Wednesday, December 7, 2011

What is this??

The point of this post is to get you to give me your input on what you think the picture below is. First though, a little backstory...

A few years ago I was on vacation in Australia with a friend. We were travelling around the country and trying to see as much of it as we could. We both felt that a visit to Australia was not complete without a visit to the outback. Luckily, my friend had made some contacts on a previous trip for a school exchange. Therefore, while we were in South Australia we took the bus north to meet up with a friend whose family lived in the outback on a large sheep station about an hour north of Port Augusta, South Australia.

The station was a beautiful place. Wide open spaces with a huge mix of landscapes such as desert, salt flats and the foothills of the Flinders Ranges literally in the backyard. On top of this it was once of the most varied geological environments I have ever visited. All in one small area were limestone beds containing beautiful stromatolites and ripples interbedded with microbial mats.


Ripples and microbial mats
In addition to these awesome features the station was also home to giant kangaroo bones from the Pleistocene. 
The foot of a Pleistocene kangaroo

The ?femur? of a modern kangaroo being held next to that of a Pleistocene kangaroo.
Aside from the great geological attractions of the station were archaeological curiosities as well such as this aboriginal arrowhead that I found laying in the ground.

Aboriginal arrowhead
However, I digress. The real purpose of this post is to gather your opinion on what you think the upcoming picture is of. I have my own theory, which I will outline below the picture. I apologize for the poor quality. The shape in question was on the bottom of a cliff face which I had to climb up to and then lean out to take a photo of with full zoom. You are viewing this in plan view so imagine a flat surface above your head that contains the shape and you are looking up to see it.
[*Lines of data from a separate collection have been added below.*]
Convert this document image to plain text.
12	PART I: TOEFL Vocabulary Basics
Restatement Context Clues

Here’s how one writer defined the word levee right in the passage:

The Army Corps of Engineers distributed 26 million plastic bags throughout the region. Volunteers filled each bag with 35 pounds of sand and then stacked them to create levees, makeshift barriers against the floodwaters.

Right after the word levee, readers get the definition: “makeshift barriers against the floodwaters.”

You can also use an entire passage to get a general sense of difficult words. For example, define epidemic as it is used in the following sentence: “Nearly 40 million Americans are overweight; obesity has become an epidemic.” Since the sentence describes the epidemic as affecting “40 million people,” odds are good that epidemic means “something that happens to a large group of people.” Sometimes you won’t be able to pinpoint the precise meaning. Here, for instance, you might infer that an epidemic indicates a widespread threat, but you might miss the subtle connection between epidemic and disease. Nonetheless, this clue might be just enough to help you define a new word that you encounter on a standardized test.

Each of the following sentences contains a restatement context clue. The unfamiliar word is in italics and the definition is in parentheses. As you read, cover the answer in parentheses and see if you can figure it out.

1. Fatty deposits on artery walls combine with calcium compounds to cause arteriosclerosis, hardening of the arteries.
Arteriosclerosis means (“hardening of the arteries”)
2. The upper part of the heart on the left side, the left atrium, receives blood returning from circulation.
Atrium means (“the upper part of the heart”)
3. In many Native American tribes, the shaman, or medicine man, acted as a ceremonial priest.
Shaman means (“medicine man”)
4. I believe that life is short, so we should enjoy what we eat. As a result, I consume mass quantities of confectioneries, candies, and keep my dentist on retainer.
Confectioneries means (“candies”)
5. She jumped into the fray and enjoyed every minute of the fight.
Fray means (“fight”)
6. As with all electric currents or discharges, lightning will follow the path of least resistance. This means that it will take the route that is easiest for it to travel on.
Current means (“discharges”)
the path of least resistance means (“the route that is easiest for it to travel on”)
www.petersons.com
The rock containing the strange oval shape (~10cm) above is a sandstone and is the bottom of a bedding plane with apparent ripple marks. The red colour is due to iron oxide in the rock staining it red. Any ideas?

My theory, and I like to think that this could be the right one, is that this is a fossil of an extremely ancient organism called Spriggina. Spriggina lived in the Ediacaran, the most recently named of all geologic periods, which spans a time from 635 - 542 million years ago and was the period right before the Cambrian. 

File:Spriggina Floundensi 4.png
Spriggina. Scale is in mm. (Wikipedia) 
In fact, the name Ediacaran comes from the tiny village of Ediacara, located only a few hundred kilometers north of where I was, in the heart of the Flinders Ranges. Most of the fossils found in the Ediacara area can be seen on the bottom of sandstone bedding planes that contain ripple marks, which is one reason why I think that my picture could be some sort of Ediacaran biota. At least the depositional environment is right as well as the general shape.

The problem with my Spriginna theory is that the fossil in my picture is very large compared to Spriginna fossils that have been found to date which are around 3cm. Who knows though? There are other types of Ediacaran fossils that could also fit the description of this one and maybe it is one of these? Perhaps it is just a strange weathering feature and not even a fossil?

So that is it? What do you think the mystery structure is?